Attending the Baptist Joint Committee Fellows Seminar in Williamsburg, Virginia was full circle for me, as only last year I visited the BJC Office in Washington D.C. with the Hispanic Baptist Convention of Texas Young Latino Leadership Program. In August, I became part of the fourth cohort of the BJC Fellows Program. I remember sitting in the BJC’s Washington D.C. office wondering if I could become a BJC Fellow one day, and am now thankful to say it has become a reality. I am very grateful.

During the first few days of the BJC Fellows seminar we learned about Baptist History and the work of the BJC in our nation today. I learned that Baptists had a commitment to religious liberty and church-state separation since the beginning of the establishment of our country and where the catalyst for religious freedom in the United States. Baptists believed that religious freedom was a right granted as a gift by God and was rooted in their biblical and theological foundations. They saw the authority of scripture as paramount because it spoke about the nature of God, nature of Christ and the nature of humanity, as a divine source of freedom, love, community and liberation. Most importantly that Jesus was an invitational savior, He did not coerce or force his way to anyone. Revelation 3:20 says, “Here I am! I stand at the door and knock. If anyone hears my voice and opens the door, I will come in and eat with that person, and they with me.” Which implies that everyone was born free and is free to choose to follow Christ, not follow Christ or not follow anyone. The right to religious freedom was inherited by everyone.
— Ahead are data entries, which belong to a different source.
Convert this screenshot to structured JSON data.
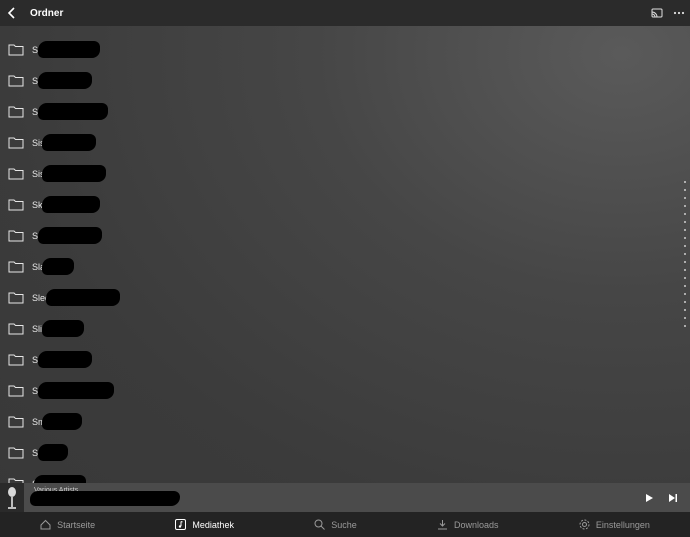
{
  "header": {
    "title": "Ordner",
    "back_icon": "chevron-left-icon",
    "cast_icon": "cast-icon",
    "more_icon": "more-horizontal-icon"
  },
  "folders": [
    {
      "label": "Si"
    },
    {
      "label": "Si"
    },
    {
      "label": "Si"
    },
    {
      "label": "Sis"
    },
    {
      "label": "Sis"
    },
    {
      "label": "Ske"
    },
    {
      "label": "Sk"
    },
    {
      "label": "Sla"
    },
    {
      "label": "Slee"
    },
    {
      "label": "Sli"
    },
    {
      "label": "Sm"
    },
    {
      "label": "Sm"
    },
    {
      "label": "Sme"
    },
    {
      "label": "Sn"
    },
    {
      "label": "S"
    }
  ],
  "mini_player": {
    "artist": "Various Artists"
  },
  "nav": {
    "items": [
      {
        "label": "Startseite",
        "icon": "home-icon",
        "active": false
      },
      {
        "label": "Mediathek",
        "icon": "music-note-icon",
        "active": true
      },
      {
        "label": "Suche",
        "icon": "search-icon",
        "active": false
      },
      {
        "label": "Downloads",
        "icon": "download-icon",
        "active": false
      },
      {
        "label": "Einstellungen",
        "icon": "gear-icon",
        "active": false
      }
    ]
  },
  "colors": {
    "header_bg": "#2b2b2b",
    "nav_bg": "#232323",
    "player_bg": "#4b4b4b",
    "active_text": "#ffffff",
    "inactive_text": "#9a9a9a"
  }
}
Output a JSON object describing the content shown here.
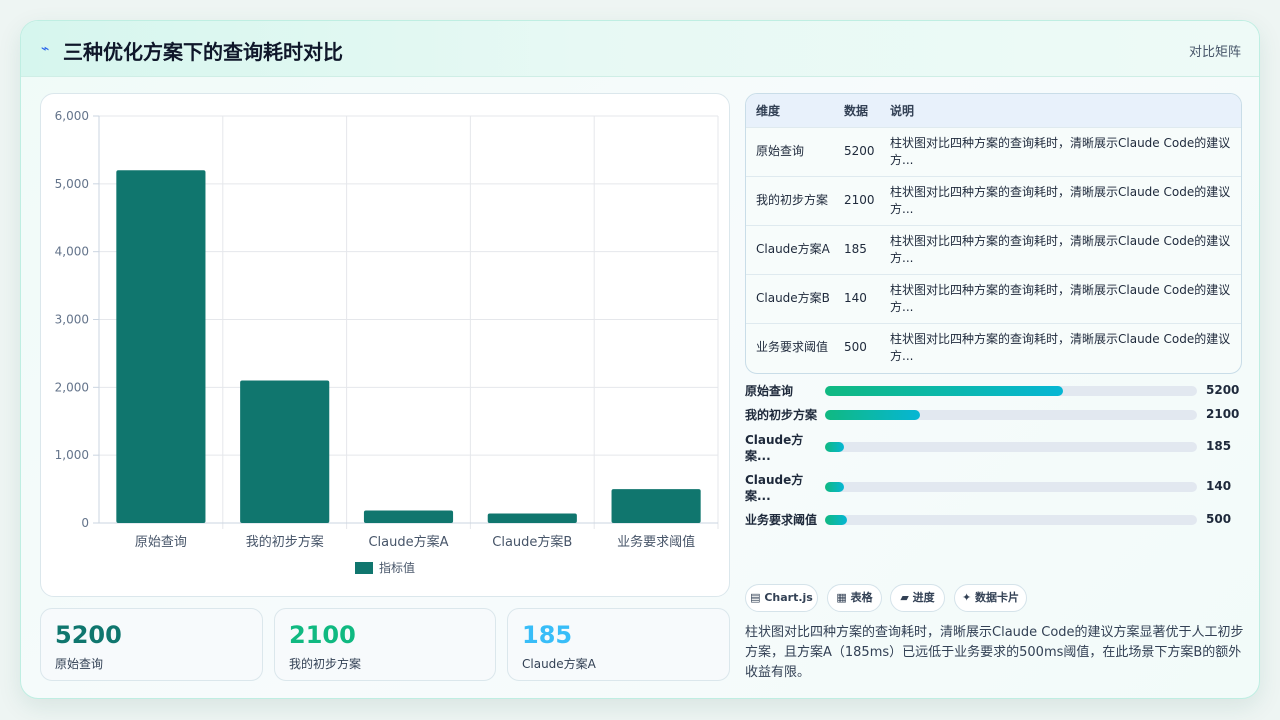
{
  "header": {
    "icon": "lightning-icon",
    "title": "三种优化方案下的查询耗时对比",
    "right_label": "对比矩阵"
  },
  "chart_data": {
    "type": "bar",
    "categories": [
      "原始查询",
      "我的初步方案",
      "Claude方案A",
      "Claude方案B",
      "业务要求阈值"
    ],
    "series": [
      {
        "name": "指标值",
        "values": [
          5200,
          2100,
          185,
          140,
          500
        ],
        "color": "#10766e"
      }
    ],
    "yticks": [
      "0",
      "1,000",
      "2,000",
      "3,000",
      "4,000",
      "5,000",
      "6,000"
    ],
    "ylim": [
      0,
      6000
    ],
    "grid": true,
    "legend_position": "bottom"
  },
  "stats": [
    {
      "value": "5200",
      "label": "原始查询",
      "color": "#0f766e"
    },
    {
      "value": "2100",
      "label": "我的初步方案",
      "color": "#10b981"
    },
    {
      "value": "185",
      "label": "Claude方案A",
      "color": "#38bdf8"
    }
  ],
  "table": {
    "headers": [
      "维度",
      "数据",
      "说明"
    ],
    "rows": [
      {
        "dim": "原始查询",
        "value": "5200",
        "desc": "柱状图对比四种方案的查询耗时，清晰展示Claude Code的建议方..."
      },
      {
        "dim": "我的初步方案",
        "value": "2100",
        "desc": "柱状图对比四种方案的查询耗时，清晰展示Claude Code的建议方..."
      },
      {
        "dim": "Claude方案A",
        "value": "185",
        "desc": "柱状图对比四种方案的查询耗时，清晰展示Claude Code的建议方..."
      },
      {
        "dim": "Claude方案B",
        "value": "140",
        "desc": "柱状图对比四种方案的查询耗时，清晰展示Claude Code的建议方..."
      },
      {
        "dim": "业务要求阈值",
        "value": "500",
        "desc": "柱状图对比四种方案的查询耗时，清晰展示Claude Code的建议方..."
      }
    ]
  },
  "progress": [
    {
      "label": "原始查询",
      "value": "5200",
      "fraction": 0.64
    },
    {
      "label": "我的初步方案",
      "value": "2100",
      "fraction": 0.255
    },
    {
      "label": "Claude方案...",
      "value": "185",
      "fraction": 0.05
    },
    {
      "label": "Claude方案...",
      "value": "140",
      "fraction": 0.05
    },
    {
      "label": "业务要求阈值",
      "value": "500",
      "fraction": 0.06
    }
  ],
  "chips": [
    {
      "icon": "chart-icon",
      "label": "▤ Chart.js"
    },
    {
      "icon": "table-icon",
      "label": "▦ 表格"
    },
    {
      "icon": "progress-icon",
      "label": "▰ 进度"
    },
    {
      "icon": "sparkle-icon",
      "label": "✦ 数据卡片"
    }
  ],
  "summary": "柱状图对比四种方案的查询耗时，清晰展示Claude Code的建议方案显著优于人工初步方案，且方案A（185ms）已远低于业务要求的500ms阈值，在此场景下方案B的额外收益有限。"
}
The work of the BJC is an extension of the legacy of our Baptist history, the right to religious freedom granted by God and free exercise of our religious beliefs as protected by our United States Constitution. Their work reminds us that with our freedom comes responsibility, and that we as Baptists have a duty to protect our religious freedom and our neighbor’s religious freedom, because “a threat to our religious freedom, is a threat to everyone’s religious freedom.” I was surprised to learn that the PEW Research Center reports that 79% of the world’s population lives in a country with high or very high restriction on religion. Fortunately, here in the United States, as stated by the First Amendment in the Constitution, prohibits the government from establishing a religion or interfering in the free exercise of religion. This is a reminder that the freedom to our thoughts and beliefs is granted by God and protected by our government. It also helps us recognize that we are not the only ones in this world, but that there are minds that think and believe different than we do and should lift our voices when our religious freedom is jeopardized.

The great thing about the BJC is that they are in tune and in the forefront of religious freedom issues that can impact us all and I consider it important to stay connected so that I can act and funnel calls to action to my community. As a BJC Fellow, I have access to resources, experiences and a network in which I too can respond and advocate for the protection of religious liberty for all.

Erika Perez is a licensed professional counselor and professor in Edinburg, Texas.